Seattle - exactly! What’s so unusual about a woman walking down the street, pausing for a couple of seconds, and then continuing to walk? Why would anyone care to record that moment? It’s most likely staged. I don’t believe in “alternate universes,” “time travelers,”and “glitches in the Matrix,” in general.
 
My cat actually does this..a lot. He’ll stop in the middle of the room as though he’s frozen, and then after 20 or so seconds, he’ll start walking again. Maybe my cat is from another dimension. :oops:
 
A video that shows a women standing still and then walking... employing Occam's razor, the only explanation is the supernatural.:rolleyes:
 
So, this is still going on?

I would refer to my prior remarks, ca. December, 2021↗.

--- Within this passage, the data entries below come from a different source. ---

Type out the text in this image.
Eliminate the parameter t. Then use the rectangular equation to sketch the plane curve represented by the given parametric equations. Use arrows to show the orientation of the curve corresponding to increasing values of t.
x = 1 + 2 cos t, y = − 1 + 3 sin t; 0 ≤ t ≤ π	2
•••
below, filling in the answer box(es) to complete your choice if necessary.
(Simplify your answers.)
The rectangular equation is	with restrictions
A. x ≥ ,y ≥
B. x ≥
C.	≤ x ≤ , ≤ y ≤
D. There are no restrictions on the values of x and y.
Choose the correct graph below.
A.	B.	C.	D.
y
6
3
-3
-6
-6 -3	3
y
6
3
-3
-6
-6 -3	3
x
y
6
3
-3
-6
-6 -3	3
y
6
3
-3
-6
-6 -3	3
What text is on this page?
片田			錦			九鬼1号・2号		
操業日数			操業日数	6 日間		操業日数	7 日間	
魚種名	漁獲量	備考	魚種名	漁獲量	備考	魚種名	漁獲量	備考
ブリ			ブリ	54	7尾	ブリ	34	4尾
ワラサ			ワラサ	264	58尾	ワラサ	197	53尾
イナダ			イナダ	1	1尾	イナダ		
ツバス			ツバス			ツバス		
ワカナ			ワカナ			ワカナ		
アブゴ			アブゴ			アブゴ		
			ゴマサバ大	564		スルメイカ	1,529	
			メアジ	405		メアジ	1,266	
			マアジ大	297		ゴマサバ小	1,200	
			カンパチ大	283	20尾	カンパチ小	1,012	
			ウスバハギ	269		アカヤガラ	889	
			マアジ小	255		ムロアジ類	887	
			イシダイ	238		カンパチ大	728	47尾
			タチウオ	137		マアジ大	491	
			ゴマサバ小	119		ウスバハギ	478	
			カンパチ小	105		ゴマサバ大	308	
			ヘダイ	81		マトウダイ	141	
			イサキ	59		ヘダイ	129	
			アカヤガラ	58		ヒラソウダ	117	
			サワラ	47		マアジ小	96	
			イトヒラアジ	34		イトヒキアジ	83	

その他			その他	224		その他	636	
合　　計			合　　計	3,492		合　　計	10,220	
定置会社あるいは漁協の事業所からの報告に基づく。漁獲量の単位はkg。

Or, here's an excerpt, just because:

"Glitches in the Matrix" is a pop-culture extrapolation of a twentieth-century science-fiction film about being transgender. That is, the Wachovski sisters borrowed an old philosophical bit, called The Cave, and created a commercial monster. If you're hearing about it only more recently, it's because a new episode just arrived, and you're experiencing a market effect. It would be like someone saying they only recently heard of flying saucers, and if we tried to figure out how that works, it turns out they knew of ufos in general, but thought they were all triangular, or something. Post-cinematic parlor philosophy built around The Matrix enterprise was always pretty weak, but I also find myself recalling what a "meme" was supposed to be, once upon a time, compared to its sordid, post-chezburger installation as an international lowest common denominator in a pop-art race to the bottom. Comparatively, it is ironic, but also worth noting in its own context, that the most persistent legacy of the Matrix philosophical implication turns out to be manpilling, the comparative bickering between masculinists who have taken their figurative blue, red, or black pill.

In the past, these "glitches" have been attributed to divinity, extraterrestrials, communications satellites, and even a form of lucid dreaming a person could actively invoke and control. The question of "glitches in the Matrix" is, to the one, nothing more than what Barker reminds, that each age will tell the tale as if of their own making. To the other, though, is a subtlety having to with infliction by an apparently sinister cause; it's kind of like observing that neither Jews nor atheists speak so poorly of God.
 
Do you ever not complain?

No, really, Dave, what the fuck is wrong, this time?
I suspect you're more comfortable with me in the role of enemy?


I feel like the only one ruing not only the passage of the 'Sci' in SciFo but now the imminent death of the 'Forums' in SciForums.

I am still raw from the zany ramblimgs Write4u and Axesperia and you're doing this ^

It's just becoming a daily blog for those who like to write their thoughts out in long form, damn the guidelines about topicality and a semblance of dialogue.